The sites that are currently doing data-driven feasibility well tend to be academic medical centers with dedicated research informatics staff who can build I&-based population queries against the institutional EHR. Community sites and independent practice networks — which represent a large fraction of the total clinical trial site network — typically do not have those resources.

The opportunity for technology to improve this situation is real. A tool that ingests draft I/E criteria from the feasibility questionnaire, runs structured FHIR queries against the site's EHR, and returns a population count with data completeness breakdown within minutes — rather than requiring a custom informatics build — changes the feasibility response from an estimate to a measurement. That change in data quality ripples through the site selection process, producing enrollment projections that are accurate enough to be planned against rather than merely cited as baseline assumptions before the actual enrollment data comes in.

Questionnaire-based feasibility scoring will persist because it is low-cost and familiar. But for sponsors running trials where enrollment timeline accuracy is operationally critical — late-phase pivotal trials where a 6-month enrollment delay costs tens of millions in development timeline — the value of EHR-based population analysis at the feasibility stage is substantial. Sites that can offer that analysis, and sponsors that can request it systematically, are operating with a fundamentally different view of enrollment capacity than the industry average.

Where data-driven feasibility has limits

The case for EHR-based population analysis in feasibility is strong, but it does not eliminate all sources of feasibility scoring error. It is worth being precise about what the analysis does and does not capture, so that sites and sponsors do not substitute one form of overconfidence for another.

EHR population analysis accurately measures the size of the qualifying patient pool as documented in the accessible record. It does not measure patient willingness to participate. A site with 120 protocol-qualifying patients and a population with strong cultural or practical barriers to trial participation — long travel distances, language barriers, demanding protocol visit schedules — may produce lower enrollment yields than a site with 80 qualifying patients and a population with high research participation rates. The conversion from qualifying candidate to consented subject is influenced by factors that do not appear in FHIR data.

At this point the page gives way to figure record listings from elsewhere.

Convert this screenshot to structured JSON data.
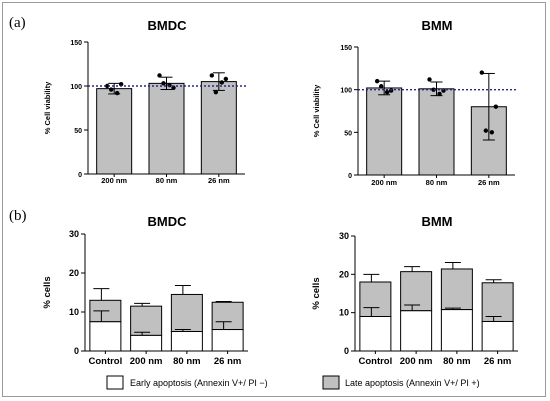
{
  "panel_labels": [
    "(a)",
    "(b)"
  ],
  "colors": {
    "bar_fill": "#c0c0c0",
    "early_fill": "#ffffff",
    "stroke": "#000000",
    "reference_line": "#1f2a8a"
  },
  "legend": {
    "early": "Early apoptosis (Annexin V+/ PI −)",
    "late": "Late apoptosis (Annexin V+/ PI +)"
  },
  "chart_data": [
    {
      "id": "a-bmdc",
      "type": "bar",
      "title": "BMDC",
      "ylabel": "% Cell viability",
      "categories": [
        "200 nm",
        "80 nm",
        "26 nm"
      ],
      "values": [
        97,
        103,
        105
      ],
      "error": [
        6,
        7,
        10
      ],
      "points": [
        [
          100,
          96,
          92,
          102
        ],
        [
          112,
          103,
          101,
          98
        ],
        [
          112,
          93,
          104,
          108
        ]
      ],
      "reference_line": 100,
      "ylim": [
        0,
        150
      ],
      "yticks": [
        0,
        50,
        100,
        150
      ]
    },
    {
      "id": "a-bmm",
      "type": "bar",
      "title": "BMM",
      "ylabel": "% Cell viability",
      "categories": [
        "200 nm",
        "80 nm",
        "26 nm"
      ],
      "values": [
        102,
        101,
        80
      ],
      "error": [
        8,
        8,
        39
      ],
      "points": [
        [
          110,
          104,
          97,
          99
        ],
        [
          112,
          100,
          95,
          99
        ],
        [
          120,
          52,
          50,
          80
        ]
      ],
      "reference_line": 100,
      "ylim": [
        0,
        150
      ],
      "yticks": [
        0,
        50,
        100,
        150
      ]
    },
    {
      "id": "b-bmdc",
      "type": "bar",
      "stacked": true,
      "title": "BMDC",
      "ylabel": "% cells",
      "categories": [
        "Control",
        "200 nm",
        "80 nm",
        "26 nm"
      ],
      "series": [
        {
          "name": "Early apoptosis (Annexin V+/ PI −)",
          "values": [
            7.5,
            4.0,
            5.0,
            5.5
          ],
          "error": [
            2.8,
            0.8,
            0.5,
            2.0
          ]
        },
        {
          "name": "Late apoptosis (Annexin V+/ PI +)",
          "values": [
            5.5,
            7.5,
            9.5,
            7.0
          ],
          "error": [
            3.0,
            0.7,
            2.3,
            0.2
          ]
        }
      ],
      "ylim": [
        0,
        30
      ],
      "yticks": [
        0,
        10,
        20,
        30
      ]
    },
    {
      "id": "b-bmm",
      "type": "bar",
      "stacked": true,
      "title": "BMM",
      "ylabel": "% cells",
      "categories": [
        "Control",
        "200 nm",
        "80 nm",
        "26 nm"
      ],
      "series": [
        {
          "name": "Early apoptosis (Annexin V+/ PI −)",
          "values": [
            9.0,
            10.5,
            10.8,
            7.7
          ],
          "error": [
            2.3,
            1.5,
            0.4,
            1.3
          ]
        },
        {
          "name": "Late apoptosis (Annexin V+/ PI +)",
          "values": [
            9.0,
            10.2,
            10.6,
            10.1
          ],
          "error": [
            2.0,
            1.3,
            1.7,
            0.8
          ]
        }
      ],
      "ylim": [
        0,
        30
      ],
      "yticks": [
        0,
        10,
        20,
        30
      ]
    }
  ]
}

Similarly, EHR population analysis does not capture patients who are currently enrolled in competing trials and therefore unavailable. A site in an academic medical center with high research participation rates may have a smaller effective qualifying pool than the EHR analysis suggests, because a meaningful fraction of protocol-qualifying patients are already enrolled elsewhere and in washout periods or exclusion windows from prior study participation. Competing trial enrollment is rarely documented as a structured field in the EHR; it is tracked in the CTMS but typically not surfaced through FHIR queries.

The coordinator's clinical knowledge of the patient panel — who is likely to be interested in research participation, who has a history of participating in prior trials, which patients have logistical constraints that would make them unlikely completers — remains a necessary complement to the structured data analysis. The goal of data-driven feasibility is not to replace that clinical knowledge with a query result. It is to give the coordinator's clinical judgment a more accurate empirical foundation to work from: a realistic patient count and data completeness map rather than an optimistic guess.

A feasibility process that combines EHR-based population analysis with the site team's qualitative assessment of that population's engagement profile is more predictive than either input alone. The structured query tells you how many patients are there. The coordinator's knowledge tells you how many of those patients are realistically reachable and retainable. Together, they produce an enrollment projection that sponsors can actually plan against.